Já estava ficando de saco cheio de tudo aqui! Ainda ia dizer algo, mas desisti. Agarrei, firmemente, a maçaneta.
Um flash.
Um relâmpago.
Inexplicavelmente, percebi um intenso facho de luz que saía de mim, atravessando a bola de cristal para, finalmente, atingir a velha em cheio, no coração. Ela se contorcia envolta num halo incandescente que a transformava numa figura disforme e volátil. Enquanto suas histéricas gargalhadas devassavam o espaço, tive a impressão de que as rugas de seu rosto iam, aos poucos, desaparecendo. Tempo não é dinheiro... Entre um estrondo e outro, pude ouvi-la, com nitidez. Tempo é vida... Tempo é vida... Assustado, em pânico, saí do casebre, que parecia transformar-se numa supernova errante.

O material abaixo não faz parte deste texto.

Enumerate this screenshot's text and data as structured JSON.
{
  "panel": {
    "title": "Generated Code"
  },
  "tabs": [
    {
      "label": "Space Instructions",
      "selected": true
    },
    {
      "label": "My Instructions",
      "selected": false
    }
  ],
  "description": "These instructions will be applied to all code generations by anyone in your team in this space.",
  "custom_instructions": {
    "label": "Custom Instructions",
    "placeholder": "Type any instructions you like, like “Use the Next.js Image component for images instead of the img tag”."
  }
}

Cambaleante, abri caminho pela mata – estranhamente muito mais alta do que quando passei por ali algum tempo antes. Tentava encontrar a estrada, encontrar meu carro, algo que me lembrasse os motivos que me levaram até aquela situação inusitada. Sentia-me cansado, como se carregasse o mundo nos ombros. Passei as mãos pelo meu rosto, para retirar o suor caudaloso que escorria, embaçando-me a visão e percebi, no tato, minha pele flácida. Imediatamente, levei as mãos à cabeça e, horrorizado, percebi que elas arrancaram, sem qualquer dificuldade, tufos de cabelo branco. Meus Deus! O que está acontecendo? O que, diabos, está acontecendo?

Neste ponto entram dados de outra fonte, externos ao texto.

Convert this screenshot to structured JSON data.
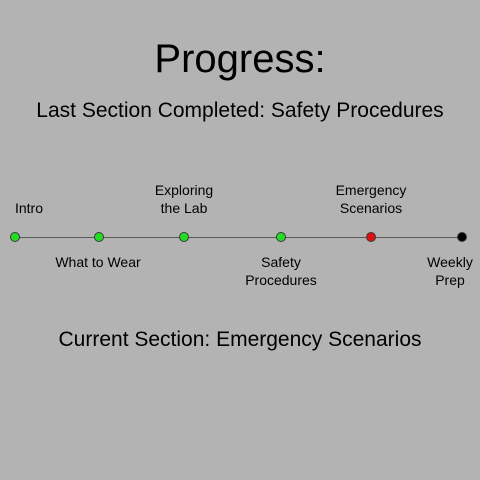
{
  "header": {
    "title": "Progress:",
    "last_completed": "Last Section Completed: Safety Procedures"
  },
  "timeline": {
    "steps": [
      {
        "label_line1": "Intro",
        "label_line2": "",
        "status": "completed",
        "color": "#22dd22"
      },
      {
        "label_line1": "What to Wear",
        "label_line2": "",
        "status": "completed",
        "color": "#22dd22"
      },
      {
        "label_line1": "Exploring",
        "label_line2": "the Lab",
        "status": "completed",
        "color": "#22dd22"
      },
      {
        "label_line1": "Safety",
        "label_line2": "Procedures",
        "status": "completed",
        "color": "#22dd22"
      },
      {
        "label_line1": "Emergency",
        "label_line2": "Scenarios",
        "status": "current",
        "color": "#dd1111"
      },
      {
        "label_line1": "Weekly",
        "label_line2": "Prep",
        "status": "upcoming",
        "color": "#000000"
      }
    ]
  },
  "footer": {
    "current_section": "Current Section: Emergency Scenarios"
  }
}
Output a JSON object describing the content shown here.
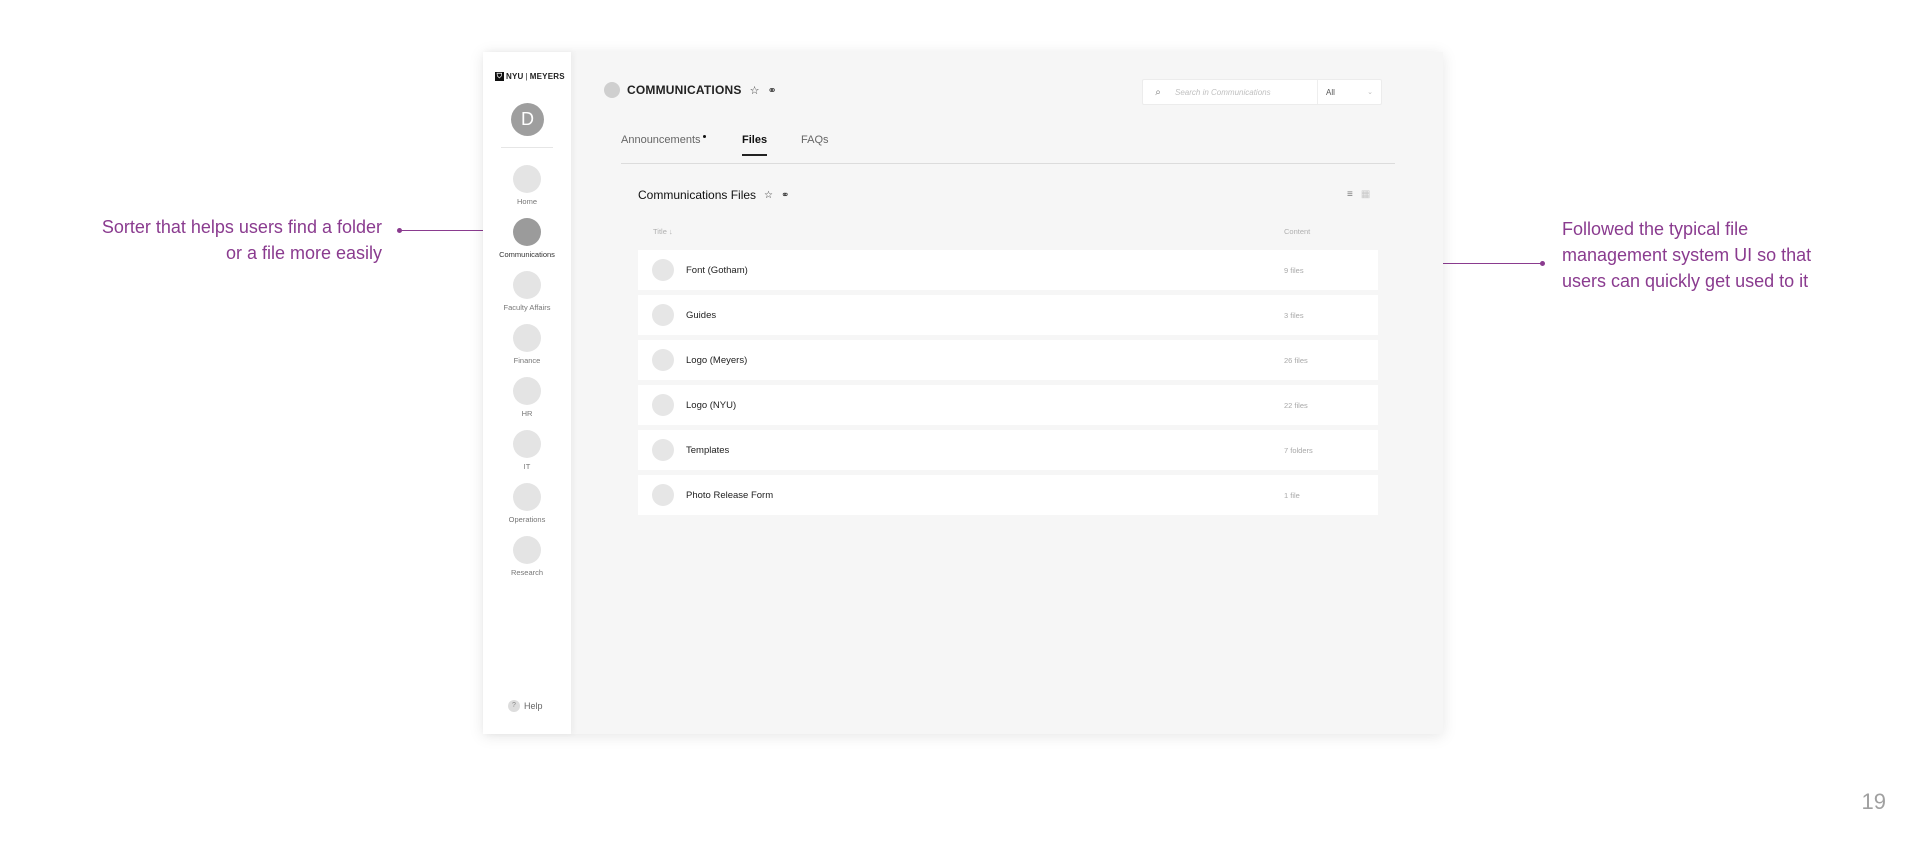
{
  "app": {
    "logo": {
      "mark": "⛉",
      "left": "NYU",
      "separator": "|",
      "right": "MEYERS"
    },
    "user_initial": "D",
    "help_label": "Help",
    "help_glyph": "?"
  },
  "sidebar": {
    "items": [
      {
        "label": "Home",
        "active": false
      },
      {
        "label": "Communications",
        "active": true
      },
      {
        "label": "Faculty Affairs",
        "active": false
      },
      {
        "label": "Finance",
        "active": false
      },
      {
        "label": "HR",
        "active": false
      },
      {
        "label": "IT",
        "active": false
      },
      {
        "label": "Operations",
        "active": false
      },
      {
        "label": "Research",
        "active": false
      }
    ]
  },
  "header": {
    "title": "COMMUNICATIONS",
    "star_glyph": "☆",
    "link_glyph": "⚭",
    "search_placeholder": "Search in Communications",
    "search_glyph": "⌕",
    "scope_value": "All",
    "scope_chevron": "⌄"
  },
  "tabs": [
    {
      "label": "Announcements",
      "active": false,
      "has_notification": true
    },
    {
      "label": "Files",
      "active": true,
      "has_notification": false
    },
    {
      "label": "FAQs",
      "active": false,
      "has_notification": false
    }
  ],
  "files": {
    "section_title": "Communications Files",
    "columns": {
      "title": "Title ↓",
      "content": "Content"
    },
    "list_view_glyph": "≡",
    "grid_view_glyph": "▦",
    "rows": [
      {
        "name": "Font (Gotham)",
        "content": "9 files"
      },
      {
        "name": "Guides",
        "content": "3 files"
      },
      {
        "name": "Logo (Meyers)",
        "content": "26 files"
      },
      {
        "name": "Logo (NYU)",
        "content": "22 files"
      },
      {
        "name": "Templates",
        "content": "7 folders"
      },
      {
        "name": "Photo Release Form",
        "content": "1 file"
      }
    ]
  },
  "annotations": {
    "left": "Sorter that helps users find a folder or a file more easily",
    "right": "Followed the typical file management system UI so that users can quickly get used to it",
    "accent_color": "#8a3b8f"
  },
  "page_number": "19"
}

Alcancei a estrada. O matagal cobria todo o acostamento, avançando sobre o asfalto. Cadê meu carro? Fui caminhando, completamente perdido. Todos os lugares daquela reta eram semelhantes. Mas eu tenho certeza de que não estava assim, tão distante. Mais alguns passos. De repente, vejo algo mais ao longe. Um carro! Com o resto das forças que sobraram, aperto o passo. Percebo, porém, que não poderia ser o meu... Não, definitivamente não poderia ser ele. Uma lataria apodrecida, coberta de limo, sem motor, volante ou banco. Chego até ele. Não...! Dou um grito, que ecoa pelo vazio. Estarrecido, vejo, através do vidro quebrado, a medalhinha – a mesma para a qual havia recorrido! - presa no retrovisor.

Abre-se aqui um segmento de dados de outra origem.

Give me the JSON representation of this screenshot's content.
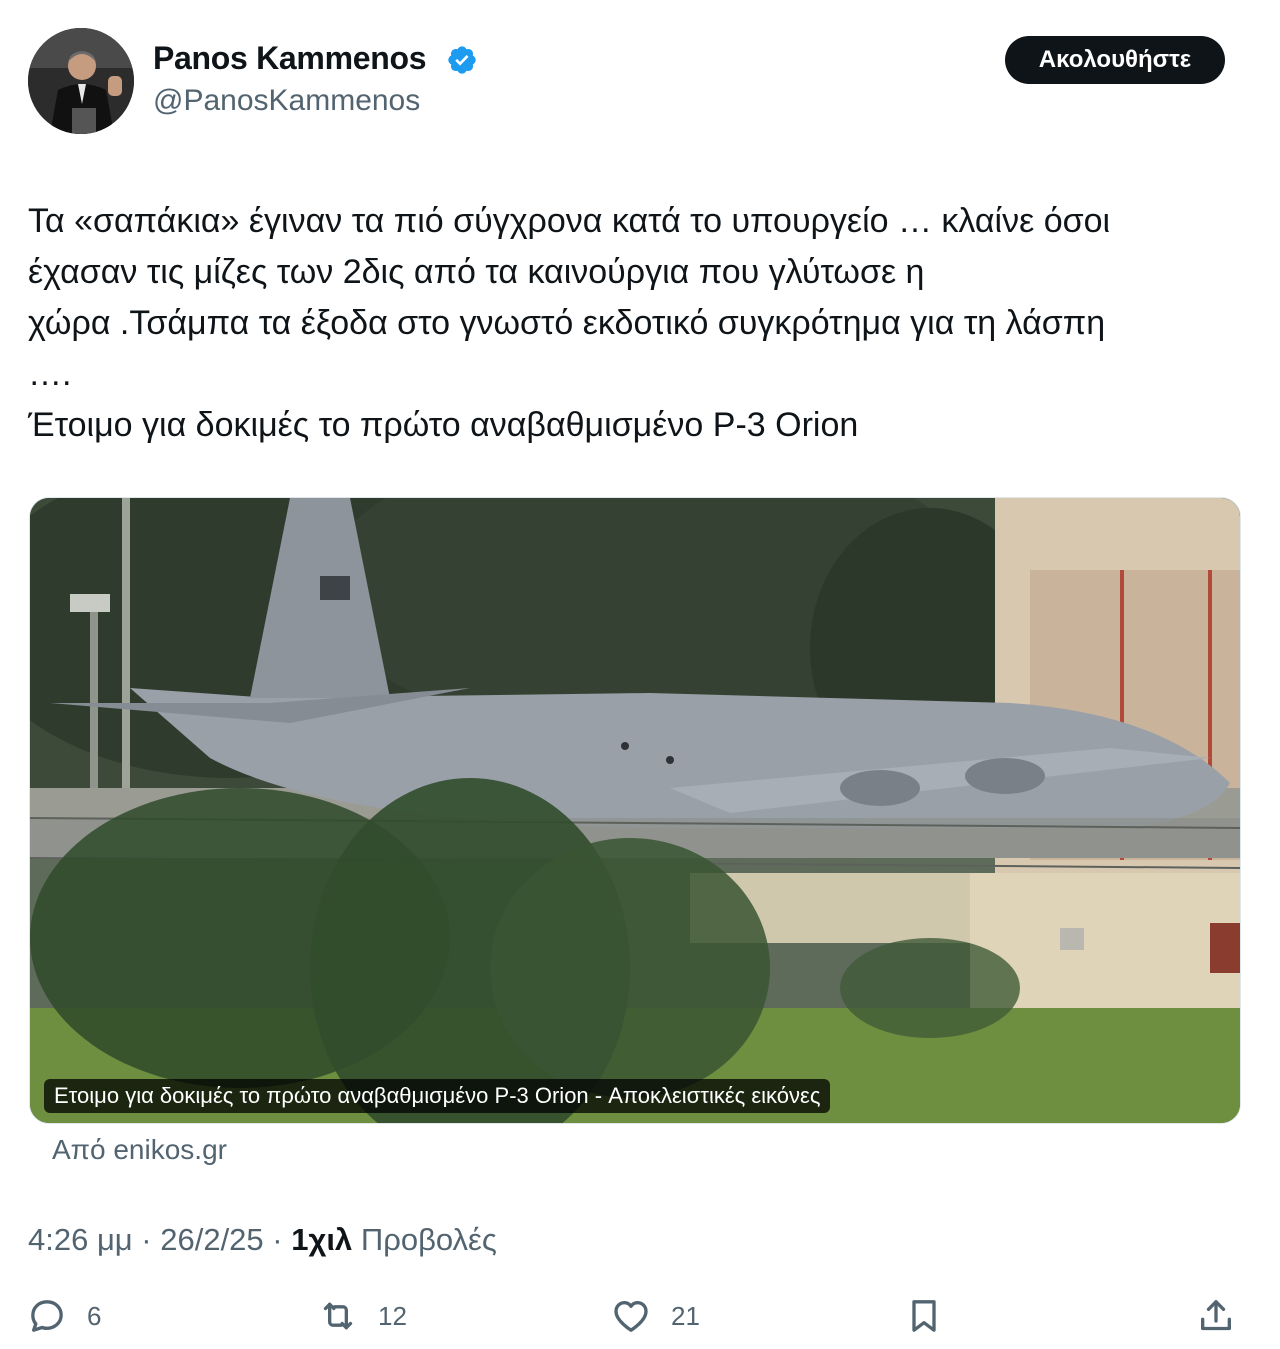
{
  "author": {
    "name": "Panos Kammenos",
    "handle": "@PanosKammenos",
    "verified": true,
    "avatar_icon": "person-at-podium-avatar"
  },
  "follow_label": "Ακολουθήστε",
  "tweet": {
    "lines": [
      "Τα «σαπάκια» έγιναν τα πιό σύγχρονα κατά το υπουργείο … κλαίνε όσοι",
      "έχασαν τις μίζες των 2δις από τα καινούργια που γλύτωσε η",
      "χώρα .Τσάμπα τα έξοδα στο γνωστό εκδοτικό συγκρότημα για τη λάσπη",
      "….",
      "Έτοιμο για δοκιμές το πρώτο αναβαθμισμένο P-3 Orion"
    ]
  },
  "card": {
    "caption": "Ετοιμο για δοκιμές το πρώτο αναβαθμισμένο P-3 Orion - Αποκλειστικές εικόνες",
    "source": "Από enikos.gr",
    "image_icon": "grey-military-aircraft-photo"
  },
  "meta": {
    "time": "4:26 μμ",
    "separator": " · ",
    "date": "26/2/25",
    "views_count": "1χιλ",
    "views_label": "Προβολές"
  },
  "actions": {
    "replies": "6",
    "reposts": "12",
    "likes": "21"
  },
  "colors": {
    "text_primary": "#0f1419",
    "text_secondary": "#536471",
    "verified_blue": "#1d9bf0",
    "follow_bg": "#0f1419"
  }
}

Praticamente, arranco a porta fora. Entro naquilo que, algum dia, foi um veículo, e procuro mirar-me no espelho. Com alguma dificuldade, utilizando-me da manga da camisa – ou, pelo menos, o que antes era a manga da camisa e agora parecia um trapo velho e amarelado – consigo limpá-lo. Olho-me. Não me reconheço. Devo ter, pelo menos, dez anos a mais...
De repente, sou invadido pela lembrança das palavras daquela velha em chamas... Tempo não é dinheiro. Tempo é vida... A conclusão é óbvia. Ela havia me roubado o tempo. Ela havia me roubado a vida...
Como se fosse um recém-nascido, ainda preso à placenta, mexo meus braços, estico minhas pernas, emito um doloroso choro de vida e, sem entender, saio do carro, sabendo que terei que recomeçar. Caminho pela estrada, ainda sem direção. Sei, apenas, que será uma longa caminhada.